I was listening to the head of a large multinational that have significant investments in China speak about the challenges and opportunities that is China. The one line that caught my attention? “It’s not pretty but it is the bloody reality”. That about sums it up for western businesses trying to make their way in the China market. Most it would seem are learning the hard way and the smart ones understand the potential of ‘joint ventures’ as difficult as they may be.
Managing in China will entail significant ‘unlearning’ when the learning has been gathered in the west. In China it is not about the ‘what’ but rather about the ‘how’. Emails don’t work in China; business connection is done via mobile. That way it is more personal. Managers in China are inherently ‘risk takers’ whilst the western managerial DNA is that of ‘risk manager’. When it comes to planning the Chinese manager would rather well, not do it. Their whole orientation is to be flexible and adaptable and how often can you recall a ‘good plan’ getting in the way of what really needed doing! Annual leave is 5 days and many manufacturing companies have set themselves up to operate 24/7 in how they synchronize information, feedback and production across the respective global time-zones. This week I visited TTI, a large manufacturer who bought Hoover, Milwaukee, AEG Powertools and RYOBI amongst others, and heard a story that encapsulates much of what I have just outlined. It took TTI just three months from initiation to shipment to manufacture a power-tool hammer. The whole process was initiated by a customer call suggesting they develop something like this (there was no such thing on the market). Three months – to conceptualize, design, develop, test and produce! It is anyone’s guess how long that process would have taken in the west!
This is China.

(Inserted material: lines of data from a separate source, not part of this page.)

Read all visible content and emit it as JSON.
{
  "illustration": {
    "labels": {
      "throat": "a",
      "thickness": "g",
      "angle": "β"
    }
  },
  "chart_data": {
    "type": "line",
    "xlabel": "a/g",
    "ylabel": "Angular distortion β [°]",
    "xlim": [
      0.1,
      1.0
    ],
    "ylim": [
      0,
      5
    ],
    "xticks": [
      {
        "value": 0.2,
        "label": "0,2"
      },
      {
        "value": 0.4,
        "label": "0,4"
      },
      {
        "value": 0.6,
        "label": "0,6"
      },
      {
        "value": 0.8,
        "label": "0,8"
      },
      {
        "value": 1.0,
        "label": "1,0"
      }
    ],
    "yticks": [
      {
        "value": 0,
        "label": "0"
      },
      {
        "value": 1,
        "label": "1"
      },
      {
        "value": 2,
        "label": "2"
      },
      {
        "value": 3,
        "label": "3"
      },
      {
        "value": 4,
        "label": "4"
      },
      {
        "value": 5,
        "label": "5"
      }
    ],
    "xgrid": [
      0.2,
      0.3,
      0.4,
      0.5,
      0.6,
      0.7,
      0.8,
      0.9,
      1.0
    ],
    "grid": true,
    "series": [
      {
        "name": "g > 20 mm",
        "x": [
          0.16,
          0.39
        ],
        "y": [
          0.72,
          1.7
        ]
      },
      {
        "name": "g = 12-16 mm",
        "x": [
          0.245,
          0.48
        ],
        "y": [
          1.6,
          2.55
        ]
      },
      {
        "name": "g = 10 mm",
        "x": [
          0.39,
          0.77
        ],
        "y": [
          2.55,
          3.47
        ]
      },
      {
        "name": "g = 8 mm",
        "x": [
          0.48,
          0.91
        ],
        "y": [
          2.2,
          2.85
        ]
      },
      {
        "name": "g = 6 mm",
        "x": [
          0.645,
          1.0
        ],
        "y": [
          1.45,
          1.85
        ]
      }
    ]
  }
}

This is what western companies will have to realize as they collaborate and compete. Recently a well-known western fashion brand bought the Chinese company that were making rip-offs of their brand. The reason? The rip-offs were of a superior quality and being made cheaper than the real deal!
Stories of China are conflicting, paradoxical and varied. All of them are the ‘real China’. A western delegate on a recent leadership programme in China complained that he didn’t see the “real China”. He was situated in a five star hotel in the heart of Guangzhou. He went to impressive factories, ate out, walked the streets yet failed to comprehend that all of this is the ‘real China’. There would be other ‘pictures’ he could get of this vast country, one better understood as regions than a single whole, and these pictures would certainly have added to his overall picture…but he did see the real China! It is a place of immense contrasts as are most emerging economies.
If you haven’t yet started your ‘Chinese education’ I have only two words for you: ‘Why not?’ Your future will be somehow interlinked with China’s and the sooner you understand that and get to know and experience China the better prepared and equipped you will be.
“It’s not pretty but it’s the bloody reality”. Actually, I think it is rather ‘pretty’ but then that might depend on how you look at this amazing place with all its opportunity and challenges. Maybe ‘pretty’ should read, ‘easy’. Now that would make more sense!